Zentraler Teil der Geschichte der Ortschaft, in der heute rund 3000 Menschen leben - Hachen ist damit der zweitgrößte Ort Sunderns nach der Kernstadt -, ist die Burg, die hoch über Hachen thront. Viele auswärtige Besucher, die die Hachener Straße entlangfahren, erblicken auf der Bergkuppe einen steinernen Turm. „Der Turm ist das Ehrenmal für die Gefallenen der beiden Weltkriege. Noch immer wird er mit der Burg verwechselt, doch die Ruine der Festung befindet sich einige Meter weiter hinten und ist vom Tal aus im Grunde gar nicht zu erkennen“, betont Josef Ricke.

Claudia Vellmer und Josef Ricke haben sich intensiv mit der Geschichte des Ehrenmals in Hachen auseinandergesetzt.
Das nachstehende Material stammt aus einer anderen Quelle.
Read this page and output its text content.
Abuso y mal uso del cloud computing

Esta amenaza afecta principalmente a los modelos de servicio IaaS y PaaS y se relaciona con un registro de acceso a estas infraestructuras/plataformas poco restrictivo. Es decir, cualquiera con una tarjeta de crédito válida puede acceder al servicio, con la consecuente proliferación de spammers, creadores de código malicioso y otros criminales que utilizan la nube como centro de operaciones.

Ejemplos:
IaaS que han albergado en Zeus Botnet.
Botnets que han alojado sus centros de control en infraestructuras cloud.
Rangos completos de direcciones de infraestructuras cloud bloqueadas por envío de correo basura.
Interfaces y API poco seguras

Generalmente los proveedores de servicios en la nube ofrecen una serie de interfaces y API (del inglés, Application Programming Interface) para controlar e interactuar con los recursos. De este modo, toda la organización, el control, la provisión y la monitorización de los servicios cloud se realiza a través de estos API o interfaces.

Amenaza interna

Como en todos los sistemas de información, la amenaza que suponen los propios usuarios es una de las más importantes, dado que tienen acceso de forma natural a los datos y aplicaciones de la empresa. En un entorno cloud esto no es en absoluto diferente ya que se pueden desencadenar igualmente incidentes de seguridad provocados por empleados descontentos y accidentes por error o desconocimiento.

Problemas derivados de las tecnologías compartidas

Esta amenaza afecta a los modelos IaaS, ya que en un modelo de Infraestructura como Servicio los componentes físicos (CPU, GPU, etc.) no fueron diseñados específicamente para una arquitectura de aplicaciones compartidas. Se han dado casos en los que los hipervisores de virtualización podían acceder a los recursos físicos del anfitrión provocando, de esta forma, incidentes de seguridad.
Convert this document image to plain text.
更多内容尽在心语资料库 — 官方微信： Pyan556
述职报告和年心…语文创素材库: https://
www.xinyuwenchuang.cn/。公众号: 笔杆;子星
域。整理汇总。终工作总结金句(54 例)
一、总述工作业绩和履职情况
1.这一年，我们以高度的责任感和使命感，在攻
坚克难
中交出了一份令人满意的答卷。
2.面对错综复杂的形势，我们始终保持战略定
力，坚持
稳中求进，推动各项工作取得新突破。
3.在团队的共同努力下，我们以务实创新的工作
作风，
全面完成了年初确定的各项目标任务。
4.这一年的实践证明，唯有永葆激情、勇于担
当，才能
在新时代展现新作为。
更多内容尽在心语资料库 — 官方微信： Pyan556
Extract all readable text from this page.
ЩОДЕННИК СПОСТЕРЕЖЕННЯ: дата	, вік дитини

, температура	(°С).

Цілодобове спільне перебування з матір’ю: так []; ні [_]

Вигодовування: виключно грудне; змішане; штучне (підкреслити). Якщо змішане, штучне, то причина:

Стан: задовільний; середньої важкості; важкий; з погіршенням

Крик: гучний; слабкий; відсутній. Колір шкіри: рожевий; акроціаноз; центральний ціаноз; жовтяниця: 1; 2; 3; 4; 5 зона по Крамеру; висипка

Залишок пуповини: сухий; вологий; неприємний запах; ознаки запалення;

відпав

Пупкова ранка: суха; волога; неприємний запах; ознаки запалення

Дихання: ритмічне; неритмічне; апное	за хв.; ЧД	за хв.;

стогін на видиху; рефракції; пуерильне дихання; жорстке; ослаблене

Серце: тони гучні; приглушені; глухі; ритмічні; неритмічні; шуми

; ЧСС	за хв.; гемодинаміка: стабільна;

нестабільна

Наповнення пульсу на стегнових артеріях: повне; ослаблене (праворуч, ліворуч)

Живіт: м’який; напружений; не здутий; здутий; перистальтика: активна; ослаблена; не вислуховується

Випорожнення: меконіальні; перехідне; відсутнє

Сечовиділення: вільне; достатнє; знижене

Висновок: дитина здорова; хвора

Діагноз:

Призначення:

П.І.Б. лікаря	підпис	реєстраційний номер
Claudia Vellmer und Josef Ricke haben sich intensiv mit der Geschichte des Ehrenmals in Hachen auseinandergesetzt. © Eric Claßen | Eric Claßen

Errichtet wurde das Ehrenmal 1924 - ursprünglich zum Gedenken an die Soldaten aus Hachen, die im Ersten Weltkrieg getötet wurden. „Es sind 43 Gefallene bei einer damaligen Einwohnerzahl von rund 600 bis 700 Menschen. Das war ein enormer Einschnitt für den Ort“, erklärt Josef Ricke. Bevor das in der Literatur auch als Kriegerdenkmal bezeichnete Gebäude errichtet werden konnte, vergingen Jahre. Es wurde lange beraten, zahlreiche Pläne wurden überprüft und dann nach sorgsamem Abwägen entschieden, das Denkmal im Stil der Burg oben zu errichten. Schwere Bruchsteine mussten in mühsamer Arbeit vom Tal auf den Berg geschleppt und dort vermauert werden. Wochenlang waren laut Claudia Vellmer Mitglieder der Kyffhäuserkameradschaft damit beschäftigt.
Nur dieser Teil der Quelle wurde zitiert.